New School Tries Swapping Games for Books

| 11 Jan 2010 11:52

A unique school in Manhattan is swapping out textbooks for videogames, in the hopes of renewing children's enthusiasm for learning.

Combining gaming with learning is nothing new, as anyone who ever headed down the Oregon Trail knows all too well. But Quest to Learn is taking that concept a bit further by making gaming the centerpiece of its curriculum, as opposed to just a sometimes activity. The school enrolls students from grades 6-12, and the teachers engage their students using a simple concept: learn by doing. With this method in mind, game designers and teachers set out to create a school where students learn school material through videogames and other interactive activities, and solve everyday problems using logic and experimentation.

Students rotate through five courses throughout the day: Codeworlds (Math/English), Being, Space and Place (Social Studies/English), The Way Things Work (Math/Science), Sports for the Mind (Game Design), and Wellness (Health/P.E.). These courses are all group-oriented and highly interactive.

For example, instead of memorizing random facts about Ancient Greece, students play a game called "Spartan Spy." In this game, students are visited by Pythia, the high Priestess of Apollo, and asked to develop Spartan identities so that they can travel back in time to solve a problem in Ancient Greece. Pythia communicates with the students through riddles, asking them to gather information about the ancient city and devise strategies to solve political, social and economic problems plaguing Ancient Greece. Through this exercise, students learn about the inter-relationships between various elements of a society, as well as how societies impact other societies. I tell ya, that sounds a lot more interesting than my sixth grade presentation on the "Core Philosophies of Spartans in Ancient Greece."

Quest also boasts a Facebook-esque social network called Being Me. Being Me allows students to read and critique each other's work, find peer collaborators and post blogs about what they thought of last night's episode of Glee. As if that weren't cool enough, Quest also has "SmallLab," a top down projector with motion sensor machines that allow students to interact with projected images.

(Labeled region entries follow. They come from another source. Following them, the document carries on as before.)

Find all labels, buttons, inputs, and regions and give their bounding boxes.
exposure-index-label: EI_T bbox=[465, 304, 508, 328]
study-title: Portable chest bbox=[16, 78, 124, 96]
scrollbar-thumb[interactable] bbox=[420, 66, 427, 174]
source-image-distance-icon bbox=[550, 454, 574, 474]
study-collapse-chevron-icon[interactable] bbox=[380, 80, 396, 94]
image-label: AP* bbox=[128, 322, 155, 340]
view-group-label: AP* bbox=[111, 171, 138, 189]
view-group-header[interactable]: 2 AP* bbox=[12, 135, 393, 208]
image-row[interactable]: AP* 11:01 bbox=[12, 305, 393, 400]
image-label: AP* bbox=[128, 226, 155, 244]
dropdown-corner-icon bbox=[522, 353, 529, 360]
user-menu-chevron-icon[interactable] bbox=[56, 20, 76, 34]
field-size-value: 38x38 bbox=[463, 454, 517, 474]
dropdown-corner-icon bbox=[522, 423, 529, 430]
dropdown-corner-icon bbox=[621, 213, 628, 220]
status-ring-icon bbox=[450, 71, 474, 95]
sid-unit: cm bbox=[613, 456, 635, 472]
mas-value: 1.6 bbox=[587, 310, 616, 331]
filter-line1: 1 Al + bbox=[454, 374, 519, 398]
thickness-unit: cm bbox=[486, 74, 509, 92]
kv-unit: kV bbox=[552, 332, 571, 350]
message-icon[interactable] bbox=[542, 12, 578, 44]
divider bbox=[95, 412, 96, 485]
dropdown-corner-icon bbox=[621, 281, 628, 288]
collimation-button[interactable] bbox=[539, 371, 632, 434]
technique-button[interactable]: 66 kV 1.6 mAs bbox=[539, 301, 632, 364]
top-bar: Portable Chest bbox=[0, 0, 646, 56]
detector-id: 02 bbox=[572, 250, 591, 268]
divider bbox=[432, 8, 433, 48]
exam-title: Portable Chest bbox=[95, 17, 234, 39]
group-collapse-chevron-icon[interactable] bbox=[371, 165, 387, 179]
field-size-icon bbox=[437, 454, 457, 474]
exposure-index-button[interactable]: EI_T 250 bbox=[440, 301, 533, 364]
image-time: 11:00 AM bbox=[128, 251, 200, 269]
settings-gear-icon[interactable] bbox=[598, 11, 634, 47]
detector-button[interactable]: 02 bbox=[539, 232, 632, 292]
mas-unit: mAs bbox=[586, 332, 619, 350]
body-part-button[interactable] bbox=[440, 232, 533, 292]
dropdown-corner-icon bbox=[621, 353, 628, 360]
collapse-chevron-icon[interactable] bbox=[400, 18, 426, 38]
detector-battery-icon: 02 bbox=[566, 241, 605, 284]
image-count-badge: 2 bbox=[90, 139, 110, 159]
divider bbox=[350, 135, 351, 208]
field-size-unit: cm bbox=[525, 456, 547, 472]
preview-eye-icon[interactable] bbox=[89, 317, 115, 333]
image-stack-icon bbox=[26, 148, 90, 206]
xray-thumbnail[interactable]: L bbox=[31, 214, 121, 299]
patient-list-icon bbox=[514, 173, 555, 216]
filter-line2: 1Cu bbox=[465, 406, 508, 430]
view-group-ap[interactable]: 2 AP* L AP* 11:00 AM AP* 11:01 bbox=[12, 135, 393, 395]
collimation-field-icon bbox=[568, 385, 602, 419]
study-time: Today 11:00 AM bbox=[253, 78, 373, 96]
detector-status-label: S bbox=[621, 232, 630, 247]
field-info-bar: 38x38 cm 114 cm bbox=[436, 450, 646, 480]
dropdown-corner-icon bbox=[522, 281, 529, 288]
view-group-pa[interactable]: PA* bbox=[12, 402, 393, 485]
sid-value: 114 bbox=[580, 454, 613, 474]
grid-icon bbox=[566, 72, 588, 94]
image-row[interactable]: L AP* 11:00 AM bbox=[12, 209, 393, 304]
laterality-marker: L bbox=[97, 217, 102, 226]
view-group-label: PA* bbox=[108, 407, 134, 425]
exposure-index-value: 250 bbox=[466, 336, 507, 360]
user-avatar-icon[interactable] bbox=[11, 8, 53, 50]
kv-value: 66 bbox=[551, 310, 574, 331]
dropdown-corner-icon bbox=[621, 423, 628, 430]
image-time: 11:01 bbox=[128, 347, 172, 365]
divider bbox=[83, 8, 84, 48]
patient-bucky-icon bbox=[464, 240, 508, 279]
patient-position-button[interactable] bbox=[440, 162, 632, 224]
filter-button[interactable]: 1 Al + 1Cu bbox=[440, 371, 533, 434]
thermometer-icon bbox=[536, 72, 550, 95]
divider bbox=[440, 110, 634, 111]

Anything that keeps students engaged in their classwork would certainly be a boon, but this approach does raise some questions. Even if this new method works, it seems unlikely that many schools will be able to adopt it - especially those in less affluent areas. It's also possible that using games as the core educational tool might cause students skills in other areas to suffer. So what do you think: Does Quest seem like the next frontier in education, or a step in the wrong direction?